I understand and consent to this Financial Policy.

Date: Member DOB:

MEMBERSHIP POLICY

We are honored to welcome you to Baker Health. As a Member, you have access to enhanced services. These services include, among other things, 24/7 access to your doctor and care team through our proprietary mobile application, same-day appointment access 7 days/week, comprehensive care coordination, discounted vitamin infusions and free yoga classes. The Baker Health Team is dedicated to providing you with an elevated health care experience at every interaction.

Effective December 1, 2024, by enrolling in Membership, you agree to an annual Membership fee of $200 that is nonrefundable and automatically renewable. Your subscription shall be activated 30 days after enrollment. Your annual subscription may only be canceled at the end of the term of your subscription. If you cancel your Membership and the term of your subscription has not expired, you can continue to use your subscription until the end of the term of your subscription. We are not able to refund any portion of the annual Membership fee. Due to limited capacity and increased new Member interest, if you choose to cancel your subscription, we are unable to accommodate re-enrollment.

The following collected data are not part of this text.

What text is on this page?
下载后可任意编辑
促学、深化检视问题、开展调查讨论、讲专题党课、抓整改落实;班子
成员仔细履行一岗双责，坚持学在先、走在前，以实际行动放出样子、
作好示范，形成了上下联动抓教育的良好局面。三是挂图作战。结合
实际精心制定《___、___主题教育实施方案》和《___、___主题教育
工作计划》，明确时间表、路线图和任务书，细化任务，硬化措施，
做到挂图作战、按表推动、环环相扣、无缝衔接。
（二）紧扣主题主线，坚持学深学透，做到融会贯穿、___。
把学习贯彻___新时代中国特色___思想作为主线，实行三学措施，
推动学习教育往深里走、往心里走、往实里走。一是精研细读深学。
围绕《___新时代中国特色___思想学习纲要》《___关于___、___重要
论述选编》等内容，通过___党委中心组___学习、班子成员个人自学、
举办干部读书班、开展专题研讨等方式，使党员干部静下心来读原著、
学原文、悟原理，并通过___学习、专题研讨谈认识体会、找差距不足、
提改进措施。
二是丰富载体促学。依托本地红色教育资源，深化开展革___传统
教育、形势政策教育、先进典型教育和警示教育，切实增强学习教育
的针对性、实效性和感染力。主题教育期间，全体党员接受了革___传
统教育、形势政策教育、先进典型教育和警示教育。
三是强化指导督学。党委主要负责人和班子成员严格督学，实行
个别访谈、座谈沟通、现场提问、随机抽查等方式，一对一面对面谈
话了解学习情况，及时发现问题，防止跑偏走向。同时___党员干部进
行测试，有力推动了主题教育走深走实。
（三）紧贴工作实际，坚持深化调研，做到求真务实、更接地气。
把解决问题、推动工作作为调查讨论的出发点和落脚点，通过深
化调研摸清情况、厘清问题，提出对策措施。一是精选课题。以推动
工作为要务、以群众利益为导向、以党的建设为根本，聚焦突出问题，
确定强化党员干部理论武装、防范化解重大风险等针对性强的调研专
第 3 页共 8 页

For Members enrolled prior to December 1, 2024, your Membership fees that were applicable at the time of your enrollment will be honored. However, the terms of this Membership Policy are applicable.

Baker Health allows family Membership accounts to be set up by a single person within a family. The person managing a family’s Membership may enroll and cancel Membership in accordance with our terms of service. Your Membership status will be visible to the person managing your family’s Membership account. Your medical information will not be visible to the person handling your Membership account.

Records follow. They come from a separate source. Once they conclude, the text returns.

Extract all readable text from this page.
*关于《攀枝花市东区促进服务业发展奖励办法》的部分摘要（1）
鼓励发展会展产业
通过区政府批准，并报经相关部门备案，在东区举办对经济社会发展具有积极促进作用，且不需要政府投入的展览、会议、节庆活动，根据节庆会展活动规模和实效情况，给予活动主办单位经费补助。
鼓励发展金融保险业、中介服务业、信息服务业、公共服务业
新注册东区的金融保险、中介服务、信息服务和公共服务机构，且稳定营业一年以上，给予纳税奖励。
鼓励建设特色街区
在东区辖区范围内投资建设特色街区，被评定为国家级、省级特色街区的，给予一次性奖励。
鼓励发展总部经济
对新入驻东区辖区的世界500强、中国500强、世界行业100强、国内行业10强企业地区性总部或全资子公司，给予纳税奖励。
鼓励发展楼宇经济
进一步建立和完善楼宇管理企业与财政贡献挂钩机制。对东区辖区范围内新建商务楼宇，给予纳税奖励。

At Baker Health, we are committed to always treating our Members with the utmost respect and care. By agreeing to Membership, you agree to treat the Baker Health Team with respect and professionalism. Disrespectful behavior towards Baker Health Team Members, including verbal abuse, harassment or inappropriate communication, is prohibited. For Members that violate this policy, your Membership will be canceled immediately and you will not be eligible for a refund. In addition, you will be barred from future Membership.

You agree that you are responsible for the Membership fee for you and any family members that you choose to enroll in Membership. Please note this fee may change from time-to-time. You will be notified in advance of any such changes.

For any questions about your family’s Membership, email us at [email protected].

I understand and consent to this Membership Policy.